Observe the data given below –

We have 12 data points and are told that they belong to 3 clusters.

In k-means, we take k different points in the dataset that represents the means of the data in its cluster.

We begin k-means algorithm by guessing k different random initial points as the initial values of the k different means.

The 3 different mean values divide the entire space into 3 regions –

We update the means of the 3 clusters –

We cluster the data-items again using the new means –

We repeat the above two steps until convergence – until there is no more update in the dataset.

Following diagram illustrates the four steps of the K-means algorithm –

#### Applications

**Marketing:**finding groups of customers with similar behavior given a large database of customer data containing their properties and past buying records;**Biology:**classification of plants and animals given their features;**Libraries:**book ordering;**Insurance:**identifying groups of motor insurance policyholders with a high average claim cost;- Identifying frauds;
**City-planning:**identifying groups of houses according to their house type, value and geographical location;**Earthquake studies:**clustering observed earthquake epicenters to identify dangerous zones;**WWW:**document classification; clustering weblog data to discover groups of similar access patterns.

#### Example –

Recall the Iris dataset from K-nearest neighbors –

Serial No. | Sepal Length | Sepal Width | Petal Length | Petal Width |
---|---|---|---|---|

1 | 5.1 | 3.5 | 1.4 | 0.2 |

2 | 4.6 | 3.6 | 1.0 | 0.2 |

3 | 5.9 | 3.0 | 4.2 | 1.5 |

4 | 5.4 | 3.0 | 4.5 | 1.5 |

5 | 7.7 | 2.8 | 6.7 | 2.0 |

6 | 7.9 | 3.8 | 6.4 | 2.0 |

The difference between this and the original dataset is that in the original dataset we had a species label associated with each data item – in this dataset we don’t.
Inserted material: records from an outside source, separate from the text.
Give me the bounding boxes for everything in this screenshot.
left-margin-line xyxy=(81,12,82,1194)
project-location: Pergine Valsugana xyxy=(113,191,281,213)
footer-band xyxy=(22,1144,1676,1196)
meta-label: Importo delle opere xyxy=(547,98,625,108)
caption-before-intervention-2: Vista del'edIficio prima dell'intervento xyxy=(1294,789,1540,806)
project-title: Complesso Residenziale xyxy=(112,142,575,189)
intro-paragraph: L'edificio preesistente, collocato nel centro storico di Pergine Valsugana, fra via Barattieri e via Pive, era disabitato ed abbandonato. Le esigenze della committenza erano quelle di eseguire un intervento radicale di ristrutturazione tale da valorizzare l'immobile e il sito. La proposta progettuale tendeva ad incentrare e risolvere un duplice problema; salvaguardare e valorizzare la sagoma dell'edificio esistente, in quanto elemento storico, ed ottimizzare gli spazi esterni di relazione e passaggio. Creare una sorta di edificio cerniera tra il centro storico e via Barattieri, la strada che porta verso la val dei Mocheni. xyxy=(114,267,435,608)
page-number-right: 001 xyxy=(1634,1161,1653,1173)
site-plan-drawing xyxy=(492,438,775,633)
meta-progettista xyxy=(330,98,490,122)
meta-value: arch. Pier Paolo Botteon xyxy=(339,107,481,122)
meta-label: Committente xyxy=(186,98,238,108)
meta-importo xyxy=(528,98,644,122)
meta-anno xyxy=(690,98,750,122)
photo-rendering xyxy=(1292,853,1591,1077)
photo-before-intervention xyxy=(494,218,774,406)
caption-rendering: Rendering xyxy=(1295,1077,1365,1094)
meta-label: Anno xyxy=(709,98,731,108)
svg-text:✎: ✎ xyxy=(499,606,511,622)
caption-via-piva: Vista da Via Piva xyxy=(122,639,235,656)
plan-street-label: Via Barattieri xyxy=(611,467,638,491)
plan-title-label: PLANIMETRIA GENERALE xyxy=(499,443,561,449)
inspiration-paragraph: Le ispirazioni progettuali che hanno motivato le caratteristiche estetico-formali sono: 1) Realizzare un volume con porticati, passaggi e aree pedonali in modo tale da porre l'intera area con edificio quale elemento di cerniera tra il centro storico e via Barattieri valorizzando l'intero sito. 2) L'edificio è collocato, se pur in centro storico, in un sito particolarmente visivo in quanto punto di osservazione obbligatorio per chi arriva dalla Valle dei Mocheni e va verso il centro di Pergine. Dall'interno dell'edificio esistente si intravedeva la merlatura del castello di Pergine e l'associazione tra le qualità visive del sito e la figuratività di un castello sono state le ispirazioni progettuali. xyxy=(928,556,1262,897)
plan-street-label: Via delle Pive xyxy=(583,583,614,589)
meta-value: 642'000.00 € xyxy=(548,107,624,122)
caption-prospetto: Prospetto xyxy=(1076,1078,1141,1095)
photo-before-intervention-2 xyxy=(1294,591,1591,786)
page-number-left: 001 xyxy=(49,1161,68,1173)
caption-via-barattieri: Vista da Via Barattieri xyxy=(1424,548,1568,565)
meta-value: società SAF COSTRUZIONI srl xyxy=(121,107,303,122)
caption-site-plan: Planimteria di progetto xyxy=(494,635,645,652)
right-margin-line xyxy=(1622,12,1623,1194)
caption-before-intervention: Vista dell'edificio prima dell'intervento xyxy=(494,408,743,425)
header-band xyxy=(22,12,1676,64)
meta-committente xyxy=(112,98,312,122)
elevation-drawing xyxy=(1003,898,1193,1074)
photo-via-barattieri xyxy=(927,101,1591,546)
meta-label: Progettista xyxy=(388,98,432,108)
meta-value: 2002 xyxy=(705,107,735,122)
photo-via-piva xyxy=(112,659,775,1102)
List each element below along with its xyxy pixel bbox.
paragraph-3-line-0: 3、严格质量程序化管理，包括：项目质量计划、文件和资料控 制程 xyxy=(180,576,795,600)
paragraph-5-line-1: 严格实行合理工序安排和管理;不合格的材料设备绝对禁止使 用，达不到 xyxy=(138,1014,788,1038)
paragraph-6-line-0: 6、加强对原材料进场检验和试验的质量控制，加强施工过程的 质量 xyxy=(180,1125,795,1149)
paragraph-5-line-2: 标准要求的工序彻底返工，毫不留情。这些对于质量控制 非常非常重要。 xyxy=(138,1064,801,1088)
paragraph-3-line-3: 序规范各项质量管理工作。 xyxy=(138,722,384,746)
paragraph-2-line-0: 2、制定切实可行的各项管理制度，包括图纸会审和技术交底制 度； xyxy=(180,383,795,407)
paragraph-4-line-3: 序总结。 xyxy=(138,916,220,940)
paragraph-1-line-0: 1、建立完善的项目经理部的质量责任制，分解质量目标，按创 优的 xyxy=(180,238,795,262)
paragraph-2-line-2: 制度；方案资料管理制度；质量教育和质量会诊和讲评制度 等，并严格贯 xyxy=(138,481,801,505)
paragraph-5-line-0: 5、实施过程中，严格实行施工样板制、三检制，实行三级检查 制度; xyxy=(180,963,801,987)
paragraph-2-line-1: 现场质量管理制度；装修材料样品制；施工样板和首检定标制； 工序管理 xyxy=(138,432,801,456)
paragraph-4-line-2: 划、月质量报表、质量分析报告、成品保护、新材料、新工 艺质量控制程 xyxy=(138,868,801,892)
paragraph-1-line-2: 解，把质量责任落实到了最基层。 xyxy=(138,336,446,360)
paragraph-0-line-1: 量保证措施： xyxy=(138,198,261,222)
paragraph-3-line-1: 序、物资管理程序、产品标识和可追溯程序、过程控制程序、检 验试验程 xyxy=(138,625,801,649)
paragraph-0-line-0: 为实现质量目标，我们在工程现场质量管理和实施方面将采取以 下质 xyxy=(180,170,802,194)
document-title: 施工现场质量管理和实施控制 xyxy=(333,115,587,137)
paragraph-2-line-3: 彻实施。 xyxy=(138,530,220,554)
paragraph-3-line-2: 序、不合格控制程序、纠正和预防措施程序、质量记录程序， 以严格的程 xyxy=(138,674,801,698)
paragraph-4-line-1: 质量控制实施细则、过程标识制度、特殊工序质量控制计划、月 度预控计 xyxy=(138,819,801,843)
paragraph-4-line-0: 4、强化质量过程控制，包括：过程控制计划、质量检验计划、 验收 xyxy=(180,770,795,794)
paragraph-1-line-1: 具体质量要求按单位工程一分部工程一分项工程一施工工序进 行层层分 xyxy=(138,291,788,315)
But we know that there are 3 species in total. Can we group them into 3 categories?

#### K-means with k=3

Let us try with k-means where k=3.

We need to start with 3 random means –

we initially choose 3 random means

suppose, we start with the following random means –

Serial No. | Sepal Length | Sepal Width | Petal Length | Petal Width |
---|---|---|---|---|

1 | 4.4 | 2.9 | 1.4 | 0.2 |

2 | 6.1 | 2.9 | 4.7 | 1.4 |

3 | 7.2 | 3.2 | 6.0 | 1.8 |

Let us calculate the distance from each dataitem –

Serial No. | Mean 1 | Mean 2 | Mean 3 |
---|---|---|---|

1 | 0.9219 | 3.7 | 5.3122 |

2 | 0.83066 | 4.2273 | 5.8719 |

3 | 3.4336 | 0.5567 | 2.2494 |

4 | 3.5085 | 0.7416 | 2.3706 |

5 | 6.4984 | 2.6324 | 0.9695 |

6 | 6.4265 | 2.7018 | 1.0246 |

Clearly, we can see that the data-items 1 & 2 are nearest to the 1st mean, 3 & 4 are nearest to the 2nd, and 5 & 6 are nearest to the last one. So, we have the clusters – {{1, 2}, {3, 4}, {5, 6}}. We now recalculate the means using the new clusters. The new means would be –

Serial No. | Sepal Length | Sepal Width | Petal Length | Petal Width |
---|---|---|---|---|

1 | 4.85 | 3.55 | 1.2 | 0.2 |

2 | 5.65 | 3.0 | 4.35 | 1.4 |

3 | 7.8 | 3.3 | 6.55 | 1.8 |

Now we calculate the distance of the data-points again using the new means –

Serial No. | Mean 1 | Mean 2 | Mean 3 |
---|---|---|---|

1 | 0.3240 | 3.2703 | 6.0342 |

2 | 0.3240 | 3.7583 | 6.6100 |

3 | 3.4777 | 0.3082 | 3.0516 |

4 | 3.6311 | 0.3082 | 3.1847 |

5 | 6.4942 | 3.1819 | 0.5678 |

6 | 6.2964 | 3.2039 | 0.5678 |

We see that although the distance from the different means have changed, but the nearest mean for each of the dataitem stays the same – there is no change in the clustering. Thus, the algorithm has converged and we can terminate it.